A.C.O.D. for Zuckerman

     East Hampton Town Justice Catherine A. Cahill ordered yesterday that Mortimer Zuckerman’s driving history be reviewed by the New York State Department of Motor Vehicles as she granted an adjournment in contemplation of dismissal on a charge against him of leaving the scene of an accident. The A.C.O.D. means the charge will be  dismissed if the real estate and publishing magnate’s driving record stays clean for the next six months.

    Mr. Zuckerman was represented in court by three attorneys, Leonard Ackerman, Eric Brown, and Anthony M. La Pinta. “You’ll explain to him that I’m going to have his record examined,” Justice Cahill said.

    The charge stemmed from a July 14 incident in which Mr. Zuckerman side-swiped a car that had stopped at a red light near the Getty gas station in East Hampton Village.

    “This happened two months in a row,” Justice Cahill said.

    Mr. Zuckerman was involved in a second accident on Aug. 11, on Main Street in the village, in which a 2009  Ford Fusion was totaled. There were no charges filed.

    Outside the courtroom after the proceedings were over, Mr. Ackerman explained that Mr. Zuckerman rarely drives. It appears that both accidents occurred when his driver was off duty. Both happened on Sundays, at about 3 p.m.

    Earlier, he had been heard speaking with the justice during a prolonged conference that included Dan Cronin, the prosecuting assistant district attorney. “I’ve known him for 40 years. He lost control of the car. He’s not going to be driving,” Mr. Ackerman said.

    In court, the attorneys told the justice that restitution had been made. Matthew E. Kirch of Amagansett, the owner of the first car Mr. Zuckerman struck, confirmed that he had received full payment for the damage.

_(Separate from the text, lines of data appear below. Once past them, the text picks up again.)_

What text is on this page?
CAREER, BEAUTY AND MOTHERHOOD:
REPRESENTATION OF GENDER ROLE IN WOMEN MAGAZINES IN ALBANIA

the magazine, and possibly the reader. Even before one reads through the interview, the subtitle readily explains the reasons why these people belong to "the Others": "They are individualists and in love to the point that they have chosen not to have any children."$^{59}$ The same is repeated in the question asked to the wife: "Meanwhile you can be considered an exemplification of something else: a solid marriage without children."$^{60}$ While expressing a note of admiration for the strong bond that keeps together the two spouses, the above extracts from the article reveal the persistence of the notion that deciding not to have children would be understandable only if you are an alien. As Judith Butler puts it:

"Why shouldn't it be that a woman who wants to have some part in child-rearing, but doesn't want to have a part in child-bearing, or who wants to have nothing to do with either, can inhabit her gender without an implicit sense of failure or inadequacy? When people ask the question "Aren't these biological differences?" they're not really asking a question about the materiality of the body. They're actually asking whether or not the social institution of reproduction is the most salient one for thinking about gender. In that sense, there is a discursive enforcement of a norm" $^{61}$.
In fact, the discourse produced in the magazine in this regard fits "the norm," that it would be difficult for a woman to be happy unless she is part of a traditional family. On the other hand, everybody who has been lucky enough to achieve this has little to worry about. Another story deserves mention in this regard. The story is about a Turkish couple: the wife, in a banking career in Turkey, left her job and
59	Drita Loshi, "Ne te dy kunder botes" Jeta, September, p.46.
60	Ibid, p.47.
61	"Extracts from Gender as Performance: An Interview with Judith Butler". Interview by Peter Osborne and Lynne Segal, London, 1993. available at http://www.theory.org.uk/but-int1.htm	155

    In addition, Charlene Peele, the owner of the Fusion, said yesterday that Mr. Zuckerman’s insurance company had agreed to compensate her in full for the loss of the car, although it originally had declined to pay the difference between the book value of the car, $13,055, and the $17,700 she still owed on it. Her finance company had not yet confirmed receiving the settlement, however. Mr. Ackerman said his firm had been unable to reach Ms. Peele for the past couple of days, but that he expected the matter to be resolved very quickly.

    Mr. Ackerman also issued a one-sentence press release on behalf of Mr. Zuckerman, saying he is “gratified that this matter has been successfully resolved, and thanks the district attorney and the court for the fair and even-handed manner in which they administered this case.”